Two Pharmacists are Accused of Second-degree murder in Meningitis Outbreak
(DEBRA CASSENS WEISS) A federal indictment unsealed Wednesday accuses two pharmacists of second-degree murder in a 2012 fungal meningitis outbreak that killed at least 64 people and injured about 750 others.
U.S. Attorney Carmen Ortiz announced the 131-count indictment Wednesday against the pharmacists and 12 other people associated with the New England Compounding Center in Massachusetts, report Reuters, the Atlantic, USA Today and the Boston Globe. A press release is here.
Prosecutors say the outbreak was caused by contaminated steroids produced in unsafe conditions and shipped across the country by NECC. Compounding pharmacies like NECC are licensed to mix custom medications for hospitals and doctors.
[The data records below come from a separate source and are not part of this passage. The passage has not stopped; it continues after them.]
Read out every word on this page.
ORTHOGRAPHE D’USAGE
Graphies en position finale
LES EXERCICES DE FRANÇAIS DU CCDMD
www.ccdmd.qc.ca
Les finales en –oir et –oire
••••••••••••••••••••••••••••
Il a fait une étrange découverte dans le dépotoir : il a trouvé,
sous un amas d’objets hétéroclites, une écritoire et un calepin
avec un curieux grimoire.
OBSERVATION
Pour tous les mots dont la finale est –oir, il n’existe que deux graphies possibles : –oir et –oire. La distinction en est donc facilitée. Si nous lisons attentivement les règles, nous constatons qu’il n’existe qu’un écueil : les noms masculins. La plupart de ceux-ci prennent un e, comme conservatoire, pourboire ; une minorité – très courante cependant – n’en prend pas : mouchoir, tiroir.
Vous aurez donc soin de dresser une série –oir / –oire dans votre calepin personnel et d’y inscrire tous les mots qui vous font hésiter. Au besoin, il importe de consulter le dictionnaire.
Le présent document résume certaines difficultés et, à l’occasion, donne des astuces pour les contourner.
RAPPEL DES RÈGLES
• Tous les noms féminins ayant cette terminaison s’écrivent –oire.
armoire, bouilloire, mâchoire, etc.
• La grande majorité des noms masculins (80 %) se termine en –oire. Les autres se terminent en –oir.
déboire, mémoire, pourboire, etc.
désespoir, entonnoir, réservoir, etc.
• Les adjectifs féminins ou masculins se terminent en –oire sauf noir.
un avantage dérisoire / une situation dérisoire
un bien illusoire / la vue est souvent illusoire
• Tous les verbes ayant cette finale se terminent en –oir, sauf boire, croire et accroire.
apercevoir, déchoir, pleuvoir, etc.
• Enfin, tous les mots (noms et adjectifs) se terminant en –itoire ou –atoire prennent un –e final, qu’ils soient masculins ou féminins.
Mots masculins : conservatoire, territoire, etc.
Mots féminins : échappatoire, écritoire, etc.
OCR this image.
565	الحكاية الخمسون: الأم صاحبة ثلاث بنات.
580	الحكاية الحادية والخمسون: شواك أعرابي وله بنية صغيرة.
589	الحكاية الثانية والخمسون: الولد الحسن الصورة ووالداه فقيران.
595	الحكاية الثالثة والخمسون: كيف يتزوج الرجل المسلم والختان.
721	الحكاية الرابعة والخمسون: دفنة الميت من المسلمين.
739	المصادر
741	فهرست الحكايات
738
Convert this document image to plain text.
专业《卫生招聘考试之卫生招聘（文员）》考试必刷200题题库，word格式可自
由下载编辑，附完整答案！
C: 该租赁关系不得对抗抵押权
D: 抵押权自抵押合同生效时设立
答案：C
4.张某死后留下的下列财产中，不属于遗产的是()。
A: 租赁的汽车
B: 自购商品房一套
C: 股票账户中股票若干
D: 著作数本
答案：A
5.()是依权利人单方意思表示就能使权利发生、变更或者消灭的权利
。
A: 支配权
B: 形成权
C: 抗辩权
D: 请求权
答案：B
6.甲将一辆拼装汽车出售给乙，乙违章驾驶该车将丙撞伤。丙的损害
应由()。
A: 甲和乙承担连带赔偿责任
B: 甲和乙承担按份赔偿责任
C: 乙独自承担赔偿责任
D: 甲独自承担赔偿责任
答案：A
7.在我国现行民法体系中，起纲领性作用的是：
The indictment alleges violations of the Racketeer Influenced and Corrupt Organizations Act and claims 25 predicate acts of second-degree murder by the two pharmacists, NECC co-founder Barry Cadden, 48, and supervising pharmacist Glenn Chinn, 46. Those charges claim the pharmacists acted with extreme indifference to human life and relate to 25 patients who died in seven states.
“Production and profit were prioritized over safety,” Ortiz said at a Boston press conference. Senior pharmacists were aware of “filthy conditions” in labs that were “thoroughly contaminated,” she alleged.
The RICO charges alleged that NECC acted with a related company to form a criminal enterprise that obtained money through materially false premises.